Have you ever thought whether or not there is an association between air pollution and the brain’s degeneration? Air pollution is one of the top 5 causes of death globally. It causes a conspicuous impact on the respiratory tract as well as our hearts. But a new study claims that it is notably altering our brains too!
Mexico City- an urban capital of Mexico undergoing air pollution crisis- was the center of this research that targeted the brains of children and young adults. The test population showed plaques, tangles, and growths linked with degenerative disorders such as Parkinson’s, Alzheimer’s, and Motor Neurone Disease (MND).
However, it is still not confirmed whether or not the presence of these markers permutes into neurological diseases later in life. Plaques and tangles can accumulate in the brains of patients diagnosed with Alzheimer’s and other neurological conditions. This breakthrough finding has inspired scientists worldwide to figure out the role of these biomarkers and their mechanism in the progression of diseases.
Almost 9 out of 10 world’s children live in places threatened by air pollution. There is a perpetual risk of inhaling particulate matter like PM2.5 and PM1, which can cause irreversible damage. The intensity of damage can only amplify with age due to the accumulation of these particles over time.
Previous studies have indicated that the nanoparticles such as PM2.5 and PM1 from the air may reach the brain. But can accumulation of minute airborne particles also trigger neurological degeneration? Is there any relation between air pollution and the brain’s degeneration with age? If yes, then this might be a preliminary indication of the correlation between air pollution and diseases like Alzheimer’s and Parkinson’s. It will also shed some light on the physiology of the association. It has thus raised the eyebrows of scientists all across the globe. And if there indeed is a possibility, we need to know before it is too late.
The study published in the journal Environmental Research focused on examining the brainstem of a recently deceased population with age ranging from 11 months to 27 years. The researchers dissected the brains of 186 subjects who died suddenly.
Children do not show symptoms of Alzheimer’s and Parkinson’s diseases, but they were crucial for this study. It is because their brains are not affected by other age-related contributing factors such as alcohol or other chemical intoxicants.
Therefore, it can provide better evidence to confirm whether there is a link between air pollution and the brain’s degeneration.
The Shocking Findings!
Quite shockingly, even the youngest brain stem of a mere 11-month-old baby showed brain abnormalities in the form of plaques and tangles. The rest of the subjects also showed similar growths.
Apart from biological markers, the examiners also witnessed the presence of metal-rich nanoparticles in substantia nigra – the area of the brain stem linked with the progression of Parkinson’s disease.

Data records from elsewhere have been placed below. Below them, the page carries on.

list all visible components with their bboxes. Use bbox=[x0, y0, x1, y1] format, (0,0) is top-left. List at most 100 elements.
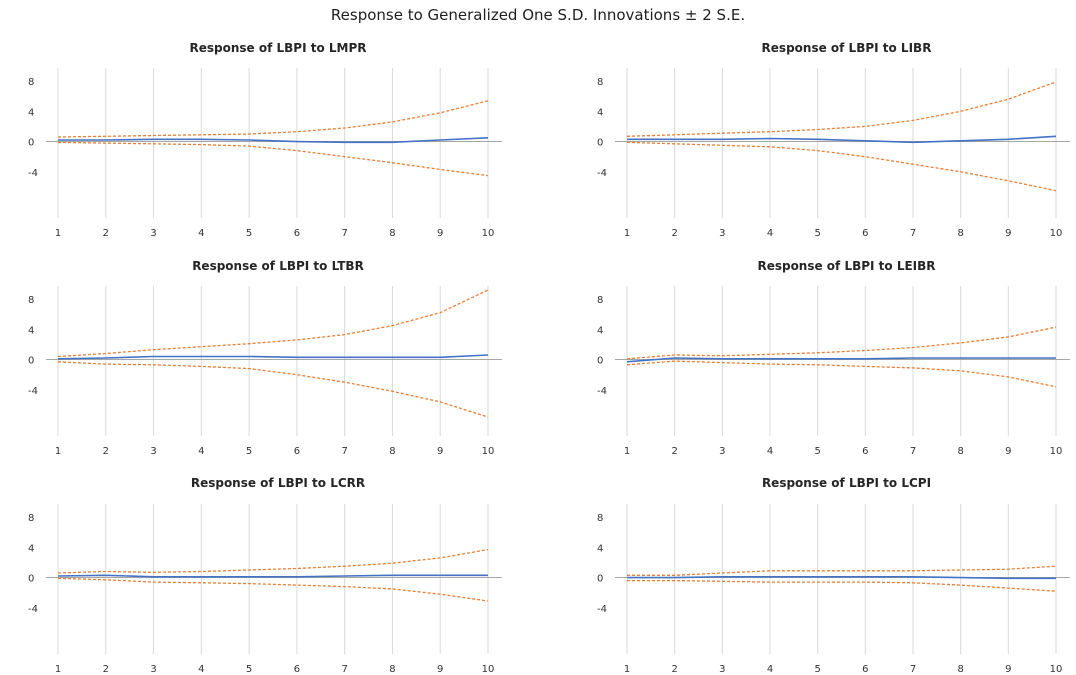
lower-band-line bbox=[57, 361, 489, 418]
x-tick-label: 2 bbox=[103, 228, 109, 239]
x-tick-label: 6 bbox=[862, 664, 868, 675]
x-tick-label: 10 bbox=[482, 664, 495, 675]
y-tick-label: 4 bbox=[28, 543, 34, 554]
x-tick-label: 7 bbox=[910, 446, 916, 457]
x-tick-label: 3 bbox=[719, 664, 725, 675]
x-tick-label: 9 bbox=[437, 664, 443, 675]
x-tick-label: 2 bbox=[103, 664, 109, 675]
y-tick-label: -4 bbox=[28, 604, 38, 615]
x-tick-label: 5 bbox=[814, 446, 820, 457]
y-tick-label: -4 bbox=[597, 604, 607, 615]
x-tick-label: 9 bbox=[1005, 664, 1011, 675]
panel-title: Response of LBPI to LCRR bbox=[191, 476, 365, 490]
lower-band-line bbox=[626, 141, 1057, 192]
response-line bbox=[626, 357, 1056, 363]
panel-6: Response of LBPI to LCPI 8 4 0 -4 1 2 3 4 5 6 7 8 9 10 bbox=[597, 476, 1070, 675]
x-tick-label: 3 bbox=[719, 446, 725, 457]
y-tick-label: 4 bbox=[28, 325, 34, 336]
panel-title: Response of LBPI to LEIBR bbox=[757, 259, 935, 273]
y-tick-label: 4 bbox=[597, 543, 603, 554]
x-tick-label: 3 bbox=[719, 228, 725, 239]
x-tick-label: 4 bbox=[767, 664, 773, 675]
x-tick-label: 1 bbox=[624, 446, 630, 457]
panel-title: Response of LBPI to LCPI bbox=[762, 476, 931, 490]
y-tick-label: 0 bbox=[597, 574, 603, 585]
y-tick-label: 8 bbox=[597, 295, 603, 306]
x-tick-label: 6 bbox=[294, 228, 300, 239]
x-tick-label: 5 bbox=[246, 228, 252, 239]
panel-title: Response of LBPI to LIBR bbox=[762, 41, 932, 55]
y-tick-label: 0 bbox=[28, 138, 34, 149]
x-tick-label: 9 bbox=[437, 228, 443, 239]
y-tick-label: 4 bbox=[28, 107, 34, 118]
panel-title: Response of LBPI to LMPR bbox=[189, 41, 366, 55]
y-tick-label: 8 bbox=[597, 77, 603, 88]
y-tick-label: -4 bbox=[597, 386, 607, 397]
response-line bbox=[58, 137, 489, 144]
x-tick-label: 6 bbox=[862, 446, 868, 457]
x-tick-label: 8 bbox=[389, 446, 395, 457]
x-tick-label: 5 bbox=[814, 228, 820, 239]
x-tick-label: 8 bbox=[957, 446, 963, 457]
y-tick-label: -4 bbox=[28, 386, 38, 397]
response-line bbox=[627, 575, 1056, 580]
x-tick-label: 3 bbox=[150, 664, 156, 675]
x-tick-label: 2 bbox=[671, 446, 677, 457]
x-tick-label: 2 bbox=[671, 664, 677, 675]
y-tick-label: 4 bbox=[597, 107, 603, 118]
lower-band-line bbox=[57, 141, 489, 177]
lower-band-line bbox=[627, 579, 1057, 592]
panel-2: Response of LBPI to LIBR 8 4 0 -4 1 2 3 4 5 6 7 8 9 10 bbox=[597, 41, 1070, 239]
panel-3: Response of LBPI to LTBR 8 4 0 -4 1 2 3 4 5 6 7 8 9 10 bbox=[28, 259, 502, 457]
x-tick-label: 9 bbox=[437, 446, 443, 457]
y-tick-label: 8 bbox=[28, 77, 34, 88]
upper-band-line bbox=[57, 289, 489, 358]
x-tick-label: 2 bbox=[103, 446, 109, 457]
x-tick-label: 2 bbox=[671, 228, 677, 239]
y-tick-label: 8 bbox=[28, 513, 34, 524]
x-tick-label: 8 bbox=[389, 664, 395, 675]
x-tick-label: 10 bbox=[1050, 228, 1063, 239]
x-tick-label: 4 bbox=[198, 664, 204, 675]
upper-band-line bbox=[627, 565, 1057, 576]
x-tick-label: 8 bbox=[957, 228, 963, 239]
x-tick-label: 6 bbox=[294, 446, 300, 457]
x-tick-label: 3 bbox=[150, 228, 156, 239]
y-tick-label: 0 bbox=[28, 356, 34, 367]
y-tick-label: 8 bbox=[597, 513, 603, 524]
x-tick-label: 6 bbox=[294, 664, 300, 675]
x-tick-label: 5 bbox=[246, 446, 252, 457]
y-tick-label: 0 bbox=[597, 138, 603, 149]
upper-band-line bbox=[626, 81, 1057, 137]
panel-1: Response of LBPI to LMPR 8 4 0 -4 1 2 3 4 5 6 7 8 9 10 bbox=[28, 41, 502, 239]
y-tick-label: -4 bbox=[597, 168, 607, 179]
x-tick-label: 4 bbox=[767, 228, 773, 239]
response-line bbox=[57, 574, 488, 578]
x-tick-label: 7 bbox=[341, 664, 347, 675]
x-tick-label: 6 bbox=[862, 228, 868, 239]
lower-band-line bbox=[57, 577, 489, 602]
upper-band-line bbox=[57, 548, 489, 574]
x-tick-label: 4 bbox=[198, 228, 204, 239]
x-tick-label: 1 bbox=[55, 228, 61, 239]
x-tick-label: 3 bbox=[150, 446, 156, 457]
lower-band-line bbox=[626, 360, 1057, 388]
x-tick-label: 4 bbox=[198, 446, 204, 457]
panel-4: Response of LBPI to LEIBR 8 4 0 -4 1 2 3 4 5 6 7 8 9 1… bbox=[597, 259, 1070, 457]
x-tick-label: 9 bbox=[1005, 228, 1011, 239]
x-tick-label: 8 bbox=[957, 664, 963, 675]
x-tick-label: 1 bbox=[624, 664, 630, 675]
y-tick-label: 4 bbox=[597, 325, 603, 336]
main-title: Response to Generalized One S.D. Innovat… bbox=[330, 6, 746, 24]
y-tick-label: -4 bbox=[28, 168, 38, 179]
x-tick-label: 1 bbox=[624, 228, 630, 239]
y-tick-label: 8 bbox=[28, 295, 34, 306]
x-tick-label: 7 bbox=[341, 228, 347, 239]
y-tick-label: 0 bbox=[597, 356, 603, 367]
x-tick-label: 7 bbox=[910, 228, 916, 239]
x-tick-label: 10 bbox=[1050, 664, 1063, 675]
x-tick-label: 9 bbox=[1005, 446, 1011, 457]
upper-band-line bbox=[57, 100, 489, 138]
x-tick-label: 5 bbox=[814, 664, 820, 675]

Some nanoparticles extracted from the subjects were rich in iron and aluminium. These resembled the combustion- and friction-derived nanoparticles found in combustion engines.
Another observation included needle-like titanium-rich particles in the nerve cells of the gut wall.
However, the similarly-aged subjects from the less-polluted areas of the city did not show any of these observations.
Does that mean air pollution and the brain’s degeneration are correlated?
Unfortunately, yes! The siren of danger is ringing!
The presence of nerve cell growths, plaques, and tangles in the grey matter is a common feature of some variations of MND and Parkinson’s disease. Latter being the fastest-growing neurological condition in the world is associated with progressive neural damage.
The potentially-degenerative nanoparticles pave their way to the brain either via nasal passage or digestive tract after being swallowed. This finding presents air pollution as a plausible catalyst in the cognitive decay of those living in vulnerable areas.
Albeit there is no proven-casualty because of these nanoparticles, researchers are sure that their presence inside critical areas of the brain cannot be meaningless. If an 11-month-old child is displaying the markers, then the long-term impact can be catastrophic.
This research establishes a petrifying linkage between air pollution and the brain’s degeneration. The situation is alarming as scientists termed air pollution the Silent Pandemic earlier this year.
Therefore, the need to control air pollution has taken center stage. We need effective measures to counter this problem now more than ever. Otherwise, we might witness something more devastating than what novel coronavirus is causing.